The “local” attack-vector designation deserves attention because it can appear to conflict with the remote-code-execution label. In Microsoft vulnerability naming, remote code execution commonly describes the attacker’s ability to supply hostile content from elsewhere, such as through email, messaging, a download, or a shared document repository. It does not necessarily mean that the vulnerable application listens directly for unauthenticated network traffic.
Microsoft has not published enough technical detail to establish the exact malicious document structure, affected Word parser, or post-exploitation behavior. There is also no public proof-of-concept identified in Microsoft’s release data. Administrators should therefore avoid assuming a specific file extension, delivery method, or mitigation not documented by the vendor.

The Patch Reaches Beyond Desktop Word​

The affected-product list is broader than Word 2016 alone. Microsoft identifies both 32-bit and 64-bit releases of Microsoft 365 Apps for enterprise, Office 2019, Office LTSC 2021, Office LTSC 2024, and Word 2016.
On-premises collaboration servers are also in scope:
  • Microsoft SharePoint Enterprise Server 2016 is affected below build 16.0.5561.1001.
  • Microsoft SharePoint Server 2019 is affected below build 16.0.10417.20175.
  • Microsoft SharePoint Server Subscription Edition is affected below build 16.0.19725.20434.
  • Microsoft Word 2016 is affected below build 16.0.5561.1000.
The SharePoint entries matter because server-side Office and document-processing components can create exposure outside the traditional scenario of a user double-clicking a .docx attachment. However, Microsoft’s CVSS assessment still records user interaction as required and says the vulnerability is not directly network exploitable. The published data does not establish a zero-click SharePoint attack path.
For Microsoft 365 Apps and newer perpetual Office releases, servicing depends on the product’s update channel and deployed build.

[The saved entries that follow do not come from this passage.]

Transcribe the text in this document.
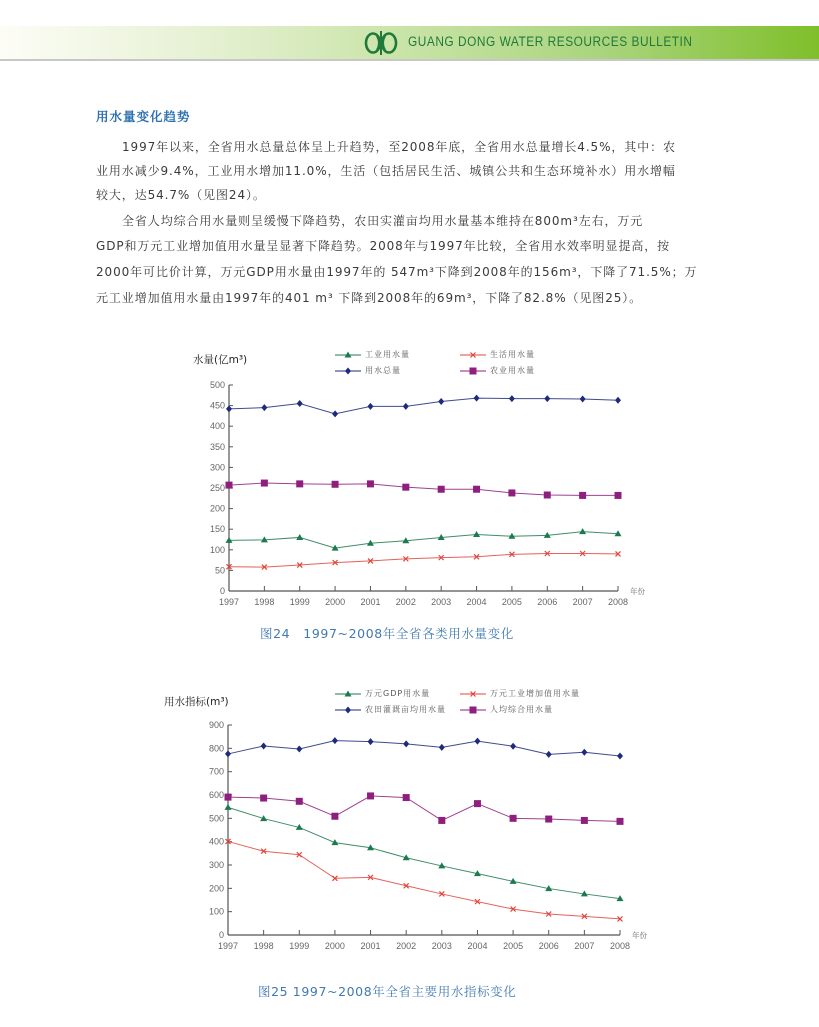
GUANG DONG WATER RESOURCES BULLETIN
用水量变化趋势
1997年以来，全省用水总量总体呈上升趋势，至2008年底，全省用水总量增长4.5%，其中：农
业用水减少9.4%，工业用水增加11.0%，生活（包括居民生活、城镇公共和生态环境补水）用水增幅
较大，达54.7%（见图24）。
全省人均综合用水量则呈缓慢下降趋势，农田实灌亩均用水量基本维持在800m³左右，万元
GDP和万元工业增加值用水量呈显著下降趋势。2008年与1997年比较，全省用水效率明显提高，按
2000年可比价计算，万元GDP用水量由1997年的 547m³下降到2008年的156m³，下降了71.5%；万
元工业增加值用水量由1997年的401 m³ 下降到2008年的69m³，下降了82.8%（见图25）。
水量(亿m³)	工业用水量	生活用水量
用水总量	农业用水量
用水指标(m³)
万元GDP用水量	万元工业增加值用水量
农田灌溉亩均用水量	人均综合用水量
0
50
100
150
200
250
300
350
400
450
500
1997 1998 1999 2000 2001 2002 2003 2004 2005 2006 2007 2008
年份
0
100
200
300
400
500
600
700
800
900
1997 1998 1999 2000 2001 2002 2003 2004 2005 2006 2007 2008
年份
图24　1997~2008年全省各类用水量变化
图25 1997~2008年全省主要用水指标变化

IT teams should use their normal Microsoft 365 Apps management tools to verify that endpoints have received the July 2026 security release rather than looking for the Word 2016 MSI package.
Word 2016 uses KB5002890, which Microsoft made available through Microsoft Update, the Microsoft Update Catalog, and the Download Center. KB5002890 applies specifically to MSI-based Word 2016 installations and does not apply to Click-to-Run editions such as Microsoft 365 Apps. It replaces the earlier KB5002879 update and raises Word 2016 to the fixed 16.0.5561.1000 level.
KB5002890 is a bundled security update rather than a one-CVE patch. Microsoft says it resolves multiple Word remote-code-execution and information-disclosure vulnerabilities released in July, so deploying it closes more than CVE-2026-55130.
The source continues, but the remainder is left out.